DIPA sendiri merupakan dokumen pelaksanaan anggaran yang disusun oleh Pengguna Anggaran atau Kuasa Pengguna Anggaran dan disahkan oleh Menteri Keuangan selaku Bendahara Umum Negara. Fungsi sebagai dasar pelaksanaan kegiatan atau belanja  bagi satuan kerja dan dasar pembayaran KPPN Madiun selaku Kuasa Bendahara Umum Negara.

Dalam kesempatan tersebut Walikota Madiun Maidi menyerahkan DIPA kepada sembilan instansi yang berada di lingkup Madiun. Yakni Pengadilan Negeri Kota Madiun,  Kejaksaan, Kementerian Agama,  Depohar 60, Depohar 80, Lanud Iswahyudi, Korem, BPS, dan Politeknik Negeri Madiun.

“Semua pengadaan barang dan jasa kita dahulukan.  Sehingga harapannya bisa berguna bagi masyarakat. Maka saya sangat mengharapkan, sebagai walikota ataupun opd, segera menjalankan sehingga tujuan untuk kesejahteraan masyarakat segera terpenuhi dan cepat tercapai sehingga program berjalan baik,” tegasnya.

Baca juga:   Walikota Ajak Masyarakat Tingkatkan Potensi Daerah

Walikota mengimbau kepada seluruh pengguna anggaran, agar bisa menjalankan dengan sebaik mungkin. Semua pihak ketiga yang menggunakan anggaran haru diimplementasikan demi kesejahteraan masyarakat.

“Jalankan sesuai aturan dan program kalau ada penyelewengan, itu nantinya yang tidak akan ada maaf dan toleransi untuk hal-hal seperti itu,” ungkapnya.

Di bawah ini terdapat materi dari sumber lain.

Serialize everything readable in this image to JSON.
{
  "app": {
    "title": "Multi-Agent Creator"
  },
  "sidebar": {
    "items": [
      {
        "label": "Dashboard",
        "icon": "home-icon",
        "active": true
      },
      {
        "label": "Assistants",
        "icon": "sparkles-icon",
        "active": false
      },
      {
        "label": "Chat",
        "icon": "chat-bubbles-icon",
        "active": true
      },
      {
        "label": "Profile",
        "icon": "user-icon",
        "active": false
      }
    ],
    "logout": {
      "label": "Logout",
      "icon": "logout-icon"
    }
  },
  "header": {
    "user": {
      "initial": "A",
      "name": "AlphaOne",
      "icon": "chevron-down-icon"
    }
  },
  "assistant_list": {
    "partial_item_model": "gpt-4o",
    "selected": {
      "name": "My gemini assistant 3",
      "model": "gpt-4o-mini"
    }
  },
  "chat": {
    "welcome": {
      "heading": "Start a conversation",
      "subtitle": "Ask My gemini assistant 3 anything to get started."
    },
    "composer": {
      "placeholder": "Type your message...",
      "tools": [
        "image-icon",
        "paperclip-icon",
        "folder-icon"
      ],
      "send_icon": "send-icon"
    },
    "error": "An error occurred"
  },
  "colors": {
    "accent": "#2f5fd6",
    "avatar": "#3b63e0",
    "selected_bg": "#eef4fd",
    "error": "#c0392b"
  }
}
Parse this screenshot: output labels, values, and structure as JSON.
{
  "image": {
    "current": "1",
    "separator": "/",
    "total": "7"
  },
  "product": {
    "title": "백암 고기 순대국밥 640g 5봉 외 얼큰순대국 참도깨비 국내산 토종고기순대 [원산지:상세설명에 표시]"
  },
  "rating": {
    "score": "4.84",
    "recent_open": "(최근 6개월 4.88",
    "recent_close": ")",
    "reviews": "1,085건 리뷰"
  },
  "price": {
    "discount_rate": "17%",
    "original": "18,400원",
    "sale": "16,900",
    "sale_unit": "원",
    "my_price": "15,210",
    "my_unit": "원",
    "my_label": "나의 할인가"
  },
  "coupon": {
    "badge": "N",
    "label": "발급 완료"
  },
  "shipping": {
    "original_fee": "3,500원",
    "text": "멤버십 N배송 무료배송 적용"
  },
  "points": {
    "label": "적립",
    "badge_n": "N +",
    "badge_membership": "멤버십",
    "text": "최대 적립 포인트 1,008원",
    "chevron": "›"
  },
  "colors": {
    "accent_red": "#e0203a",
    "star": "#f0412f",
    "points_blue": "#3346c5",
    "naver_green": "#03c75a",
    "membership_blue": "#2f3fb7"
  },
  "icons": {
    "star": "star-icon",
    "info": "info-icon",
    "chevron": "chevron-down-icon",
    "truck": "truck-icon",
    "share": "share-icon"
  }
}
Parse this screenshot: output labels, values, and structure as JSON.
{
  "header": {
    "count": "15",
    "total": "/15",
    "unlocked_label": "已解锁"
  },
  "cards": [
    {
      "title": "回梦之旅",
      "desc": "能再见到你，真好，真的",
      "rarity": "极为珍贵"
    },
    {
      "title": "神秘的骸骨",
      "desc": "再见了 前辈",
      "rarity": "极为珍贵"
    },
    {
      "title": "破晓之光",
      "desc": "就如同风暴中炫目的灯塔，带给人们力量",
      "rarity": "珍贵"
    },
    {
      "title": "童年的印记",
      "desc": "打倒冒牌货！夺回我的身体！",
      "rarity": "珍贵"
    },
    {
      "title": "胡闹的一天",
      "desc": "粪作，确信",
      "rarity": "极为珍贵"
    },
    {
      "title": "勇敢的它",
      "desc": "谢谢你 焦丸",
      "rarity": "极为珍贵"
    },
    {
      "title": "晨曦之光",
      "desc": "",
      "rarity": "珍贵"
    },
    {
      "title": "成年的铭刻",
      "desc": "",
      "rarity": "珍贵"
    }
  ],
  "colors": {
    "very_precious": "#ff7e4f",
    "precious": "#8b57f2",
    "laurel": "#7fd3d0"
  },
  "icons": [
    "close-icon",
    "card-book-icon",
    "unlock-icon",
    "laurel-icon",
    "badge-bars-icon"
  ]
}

Sementara itu, Kepala KPPN Madiun Kutvi Jusmintari menuturkan kegiatan ini merupakan tindak lanjut dari
penyerahan DIPA di tingkat provinsi. Tahun ini, kata dia, karesidenan Madiun kecuali Kabupaten Pacitan,  menerima hampir 7 triliun dana yang masuk. 

“Penyerahan DIPA dipercepat. Ini menunjukan bahwa daerah harus bisa mempercepat kegiatan. Jangan terlalu lambat seperti tahun-tahun lalu. Banyak kegiatan yang baru berjalan April bahkan setelah semester kedua. Hal itu di tahun depan jangan ada lagi,” jelasnya.

Lebih lanjut Kutvi mengatakan, karena percepatan penyerahan DIPA itu, maka diharapkan proses lelang bisa diadakan secepatnya, sehingga pada Januari mendatang bisa ditanda tangani untuk seterusnya dilaksanakan dan dikerjakan dengan segera. Dengan demikian, lanjutnya, kualitas pekerjaan akan mengalami peningkatan.